Recurrent Neural Network (RNN) cell in PyTorch

This minimal PyTorch example implements a custom recurrent neural network (RNN) cell from first principles, showing how sequence memory emerges through feedback.

The cell maintains a hidden state vector h, which evolves over time using the current input x and the previous hidden state through the nonlinear update h = tanh(Wₕₕh + Wₓₕx). The output y = Wₕy h is then computed as a simple linear projection of the hidden state.

Unlike PyTorch’s built-in nn.RNN, this implementation makes every matrix and operation explicit, clearly illustrating how temporal dependencies are learned through recursive state updates rather than static input-output mappings.
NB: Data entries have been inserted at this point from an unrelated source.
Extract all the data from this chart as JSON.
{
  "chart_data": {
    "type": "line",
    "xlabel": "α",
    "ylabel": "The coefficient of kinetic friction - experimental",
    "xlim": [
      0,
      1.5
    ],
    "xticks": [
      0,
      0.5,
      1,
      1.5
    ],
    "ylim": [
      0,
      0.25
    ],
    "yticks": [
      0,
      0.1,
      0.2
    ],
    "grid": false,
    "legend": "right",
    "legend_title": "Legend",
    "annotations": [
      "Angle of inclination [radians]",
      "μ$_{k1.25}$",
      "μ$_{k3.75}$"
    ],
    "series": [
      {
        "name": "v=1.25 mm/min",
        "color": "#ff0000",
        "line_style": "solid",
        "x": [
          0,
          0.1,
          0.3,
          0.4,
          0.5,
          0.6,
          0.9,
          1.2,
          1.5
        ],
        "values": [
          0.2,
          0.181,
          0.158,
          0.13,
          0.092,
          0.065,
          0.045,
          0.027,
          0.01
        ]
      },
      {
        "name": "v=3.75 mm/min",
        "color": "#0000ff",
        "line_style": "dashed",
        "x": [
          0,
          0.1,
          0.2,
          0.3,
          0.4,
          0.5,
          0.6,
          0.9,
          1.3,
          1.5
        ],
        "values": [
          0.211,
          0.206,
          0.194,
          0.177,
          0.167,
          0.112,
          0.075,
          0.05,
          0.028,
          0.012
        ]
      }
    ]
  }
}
code: https://github.com/UkiDLucas/DNN-book

import torch
import torch.nn as nn

# pick device (use "mps" on Apple Silicon;
# macOS Metal hardware acceleration
device = torch.device("mps" if torch.backends.mps.is_available() else "cpu")

class MyRNNCell(nn.Module):
# rnn_units: number of hidden neurons
def __init__(self, rnn_units, input_dim, output_dim):
super().__init__()
# weight matrices, * 0.01 scales the random weight initialization to small values
self.W_xh = nn.Parameter(torch.randn(rnn_units, input_dim) * 0.01)
self.W_hh = nn.Parameter(torch.randn(rnn_units, rnn_units) * 0.01)
self.W_hy = nn.Parameter(torch.randn(output_dim, rnn_units) * 0.01)
# hidden state h initialized to zeros
self.register_buffer("h", torch.zeros(rnn_units, 1))

def forward(self, x):
# x is shape [input_dim, 1]
self.h = torch.tanh(self.W_hh @ self.h + self.W_xh @ x)
y = self.W_hy @ self.h
return y, self.h
# minimal usage example

if __name__ == "__main__":
rnn = MyRNNCell(rnn_units=16, input_dim=8, output_dim=4).to(device)
x_t = torch.randn(8, 1, device=device) # input vector at time t
y_t, h_t = rnn(x_t)
print(y_t.shape, h_t.shape) # torch.Size([4, 1]) torch.Size([16, 1])
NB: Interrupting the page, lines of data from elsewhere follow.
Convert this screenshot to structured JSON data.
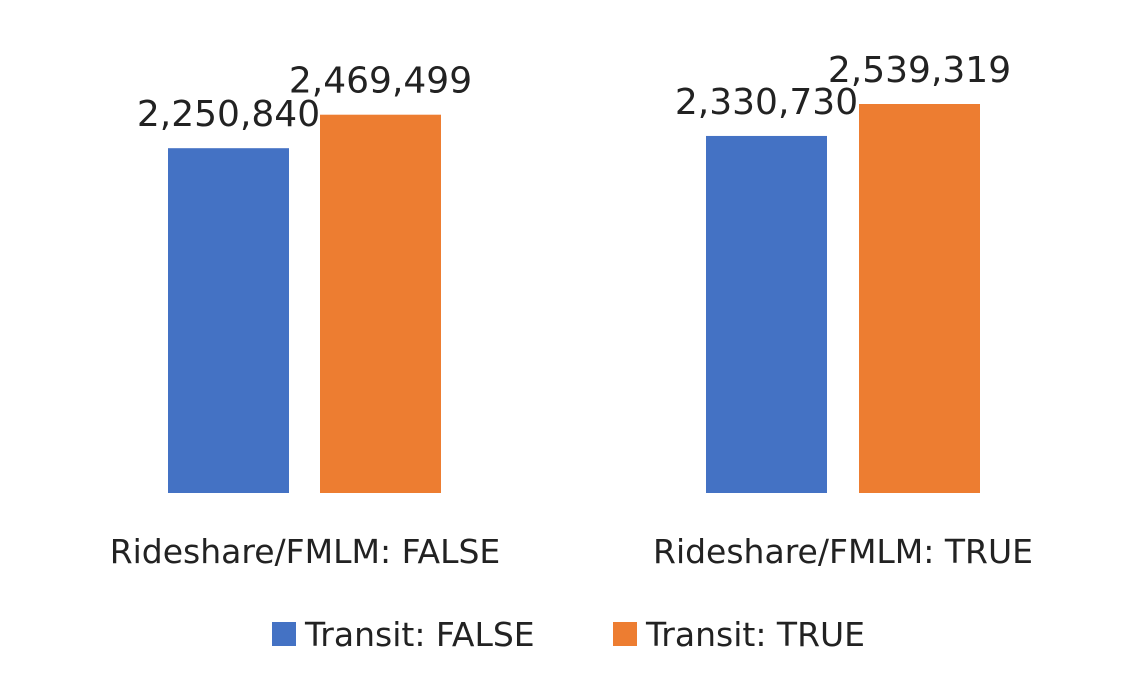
{
  "chart_data": {
    "type": "bar",
    "title": "",
    "xlabel": "",
    "ylabel": "",
    "categories": [
      "Rideshare/FMLM: FALSE",
      "Rideshare/FMLM: TRUE"
    ],
    "series": [
      {
        "name": "Transit: FALSE",
        "values": [
          2250840,
          2330730
        ],
        "color": "#4472C4"
      },
      {
        "name": "Transit: TRUE",
        "values": [
          2469499,
          2539319
        ],
        "color": "#ED7D31"
      }
    ],
    "data_labels": [
      [
        "2,250,840",
        "2,330,730"
      ],
      [
        "2,469,499",
        "2,539,319"
      ]
    ],
    "ylim": [
      0,
      2539319
    ],
    "grid": false,
    "legend_position": "bottom"
  }
}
A practical use of this minimal RNN cell is to predict or generate sequential data, where each step depends on the previous one.

For example:

Time series forecasting: Feed in one value at a time (like daily temperatures or stock prices) and train it to predict the next value.
Character-level text generation: Convert characters to one-hot vectors, feed them sequentially, and let the RNN learn to predict the next character.
Signal smoothing or sensor prediction: Use it to process sequential readings (like a boat’s wind and wave sensors) to predict future conditions.

Even though it’s a tiny model, it demonstrates the whole idea: maintaining internal memory (h) to connect past inputs with future outputs.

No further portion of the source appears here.